Thread: Full text search bug ('russian' regconfig)

Full text search bug ('russian' regconfig)


Text search doesn't work correct with the EQUAL string in text and query (russian dictionary config),
as you can see in example ts_vector receives different from ts_query lexemes for identical text:

tsv = 'дан':1 'магазин':2 'нужн':3 'посеща':4 'точн':5
tsq = 'нужн' & 'точн' & 'дан' & 'посещаем' & 'магазин'

        (web_query_and @@ ts_title)::INTEGER AS full_title_entries, -- 0 / supposed 1
        (web_query_and @@ 'зачем нужны точные данные о посещаемости магазинов?')::INTEGER AS full_title_entries2,
                to_tsvector('russian', STRIP(to_tsvector('russian', 'зачем нужны точные данные о посещаемости
магазинов?'))::TEXT) AS ts_title, 
                websearch_to_tsquery('russian', REPLACE('зачем нужны точные данные о посещаемости магазинов?', '- ' ,
''))AS web_query_and 

        ) AS main

Best regards,

Re: Full text search bug ('russian' regconfig)

Artur Zakirov

On 2/19/2020 5:35 PM, egocenter wrote:
> Text search doesn't work correct with the EQUAL string in text and query (russian dictionary config),
> as you can see in example ts_vector receives different from ts_query lexemes for identical text:
> tsv = 'дан':1 'магазин':2 'нужн':3 'посеща':4 'точн':5
> tsq = 'нужн' & 'точн' & 'дан' & 'посещаем' & 'магазин'

It is because you call to_tsvector() two times. 'russian' is a Snowball 
dictionary and it uses stemming algorithms to cut words ending. Your 
query works if to_tsvector() isn't called twice on the same text:

   web_query_and @@ ts_title,
   web_query_and @@ 'зачем нужны точные данные о посещаемости магазинов',
     to_tsvector('russian', 'зачем нужны точные данные о посещаемости 
магазинов') AS ts_title,
     websearch_to_tsquery('russian', 'зачем нужны точные данные о 
посещаемости магазинов?') AS web_query_and
   ) AS main;

It gives 'true' for the first column.


Re: Full text search bug ('russian' regconfig)

Hello, Artur!

Thanks for the answer,
ok, it's strange that only 1 word is affected that way (as if two lexemes exist for 1 word)...

*I use double to_tsvector to eliminate words duplicates.
in the example below ts_title = 'histori':2 'watcom':1,3
and it gives 2 entries in 'город - watcom' via ts_rank_cd

I need to count UNIQUE words entries but it seems to be no luck with std functionality
(I see 2 ways: custom ts_rank function OR to_tsvector / edit tsvector and leave only first position for 'watcom':
ts_title = 'histori':2 'watcom':1).

If you have any idea on that situation, I would highly appreciate it! Thanks in advance)

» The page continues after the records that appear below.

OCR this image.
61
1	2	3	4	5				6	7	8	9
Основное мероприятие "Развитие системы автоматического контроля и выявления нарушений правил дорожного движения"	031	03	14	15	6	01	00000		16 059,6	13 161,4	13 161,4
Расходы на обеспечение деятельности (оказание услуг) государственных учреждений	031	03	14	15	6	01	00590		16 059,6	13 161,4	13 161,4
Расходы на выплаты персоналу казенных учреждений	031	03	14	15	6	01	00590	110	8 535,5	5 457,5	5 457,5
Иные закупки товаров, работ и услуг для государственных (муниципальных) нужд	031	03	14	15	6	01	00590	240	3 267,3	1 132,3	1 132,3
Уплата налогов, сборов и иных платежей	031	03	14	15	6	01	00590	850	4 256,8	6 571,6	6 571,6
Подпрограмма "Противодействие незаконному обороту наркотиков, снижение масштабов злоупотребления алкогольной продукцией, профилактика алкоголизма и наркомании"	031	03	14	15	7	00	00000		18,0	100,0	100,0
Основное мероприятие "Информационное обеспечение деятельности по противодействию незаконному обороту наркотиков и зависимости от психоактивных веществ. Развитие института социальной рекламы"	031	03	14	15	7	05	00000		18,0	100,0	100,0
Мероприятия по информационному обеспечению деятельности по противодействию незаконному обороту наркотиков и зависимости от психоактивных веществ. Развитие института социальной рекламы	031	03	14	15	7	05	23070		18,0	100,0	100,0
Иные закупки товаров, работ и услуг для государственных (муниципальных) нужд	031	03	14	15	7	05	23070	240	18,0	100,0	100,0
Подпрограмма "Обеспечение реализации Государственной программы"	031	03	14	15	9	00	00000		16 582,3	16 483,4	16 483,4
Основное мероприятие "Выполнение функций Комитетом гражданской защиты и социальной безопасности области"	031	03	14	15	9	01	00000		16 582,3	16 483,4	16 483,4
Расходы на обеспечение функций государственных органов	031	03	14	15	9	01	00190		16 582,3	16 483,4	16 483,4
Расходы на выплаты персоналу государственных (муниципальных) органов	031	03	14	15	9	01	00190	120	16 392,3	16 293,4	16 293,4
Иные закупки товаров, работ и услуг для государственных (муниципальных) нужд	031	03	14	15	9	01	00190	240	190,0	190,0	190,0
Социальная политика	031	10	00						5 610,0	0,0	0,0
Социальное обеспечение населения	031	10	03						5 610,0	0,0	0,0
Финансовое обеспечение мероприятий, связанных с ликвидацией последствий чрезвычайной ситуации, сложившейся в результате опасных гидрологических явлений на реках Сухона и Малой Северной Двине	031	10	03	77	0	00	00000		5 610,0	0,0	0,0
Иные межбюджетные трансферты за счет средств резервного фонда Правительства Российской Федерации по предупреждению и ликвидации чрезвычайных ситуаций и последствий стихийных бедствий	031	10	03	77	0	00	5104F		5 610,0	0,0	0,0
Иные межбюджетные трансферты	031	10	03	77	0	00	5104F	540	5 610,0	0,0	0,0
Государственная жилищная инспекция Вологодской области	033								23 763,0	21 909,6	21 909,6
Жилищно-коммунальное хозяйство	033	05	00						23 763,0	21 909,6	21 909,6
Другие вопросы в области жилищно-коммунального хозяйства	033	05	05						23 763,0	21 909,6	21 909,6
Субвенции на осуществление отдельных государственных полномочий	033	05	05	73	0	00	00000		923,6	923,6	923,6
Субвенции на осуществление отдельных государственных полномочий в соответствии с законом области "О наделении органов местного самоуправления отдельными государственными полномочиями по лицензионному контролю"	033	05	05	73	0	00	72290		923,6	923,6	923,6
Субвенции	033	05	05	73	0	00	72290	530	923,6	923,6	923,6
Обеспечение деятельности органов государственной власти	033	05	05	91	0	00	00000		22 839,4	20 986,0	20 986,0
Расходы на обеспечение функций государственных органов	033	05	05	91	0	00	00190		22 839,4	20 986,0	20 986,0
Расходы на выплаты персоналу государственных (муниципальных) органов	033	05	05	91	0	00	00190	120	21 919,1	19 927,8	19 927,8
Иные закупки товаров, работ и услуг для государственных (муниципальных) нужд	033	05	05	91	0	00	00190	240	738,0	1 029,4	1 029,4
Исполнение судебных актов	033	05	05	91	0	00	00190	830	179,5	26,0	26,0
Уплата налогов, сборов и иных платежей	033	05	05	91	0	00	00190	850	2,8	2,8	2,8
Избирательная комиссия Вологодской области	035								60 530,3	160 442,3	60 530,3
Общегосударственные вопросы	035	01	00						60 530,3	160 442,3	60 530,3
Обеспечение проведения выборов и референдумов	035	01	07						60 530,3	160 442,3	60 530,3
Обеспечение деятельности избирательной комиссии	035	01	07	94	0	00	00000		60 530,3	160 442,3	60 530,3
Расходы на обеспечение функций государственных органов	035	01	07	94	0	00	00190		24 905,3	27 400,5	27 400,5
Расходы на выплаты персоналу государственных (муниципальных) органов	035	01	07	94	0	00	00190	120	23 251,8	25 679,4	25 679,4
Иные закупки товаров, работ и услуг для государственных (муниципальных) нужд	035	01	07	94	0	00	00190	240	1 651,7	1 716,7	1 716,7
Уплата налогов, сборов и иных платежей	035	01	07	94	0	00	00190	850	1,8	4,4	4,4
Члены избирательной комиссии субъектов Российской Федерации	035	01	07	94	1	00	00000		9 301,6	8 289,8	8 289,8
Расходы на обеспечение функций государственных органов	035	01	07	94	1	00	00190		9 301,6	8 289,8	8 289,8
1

        round((ts_rank_cd(ts_title, web_query_or)/0.1)::NUMERIC, 0) AS title_entries_count, -- 2, but should be 1
     to_tsvector('russian', 'watcom history | watcom') AS ts_title,
     websearch_to_tsquery('russian', REPLACE('город - watcom', '- ' , '')) AS web_query_and, -- тире заменено для
отменыего конвертации в отрицание ! 
     REPLACE(websearch_to_tsquery(:reg_config, REPLACE('город - watcom', '- ' , ''))::TEXT, '&', '|')::tsquery AS

   ) AS main;


   > Hello

> On 2/19/2020 5:35 PM, egocenter wrote:
>> Text search doesn't work correct with the EQUAL string in text and query (russian dictionary config),
>> as you can see in example ts_vector receives different from ts_query lexemes for identical text:
>> tsv = 'дан':1 'магазин':2 'нужн':3 'посеща':4 'точн':5
>> tsq = 'нужн' & 'точн' & 'дан' & 'посещаем' & 'магазин'

> It is because you call to_tsvector() two times. 'russian' is a Snowball
> dictionary and it uses stemming algorithms to cut words ending. Your
> query works if to_tsvector() isn't called twice on the same text:

>    web_query_and @@ ts_title,
>    web_query_and @@ 'зачем нужны точные данные о посещаемости магазинов',
>    *
>    (SELECT
>      to_tsvector('russian', 'зачем нужны точные данные о посещаемости
> магазинов') AS ts_title,
>      websearch_to_tsquery('russian', 'зачем нужны точные данные о
> посещаемости магазинов?') AS web_query_and
>    ) AS main;

> It gives 'true' for the first column.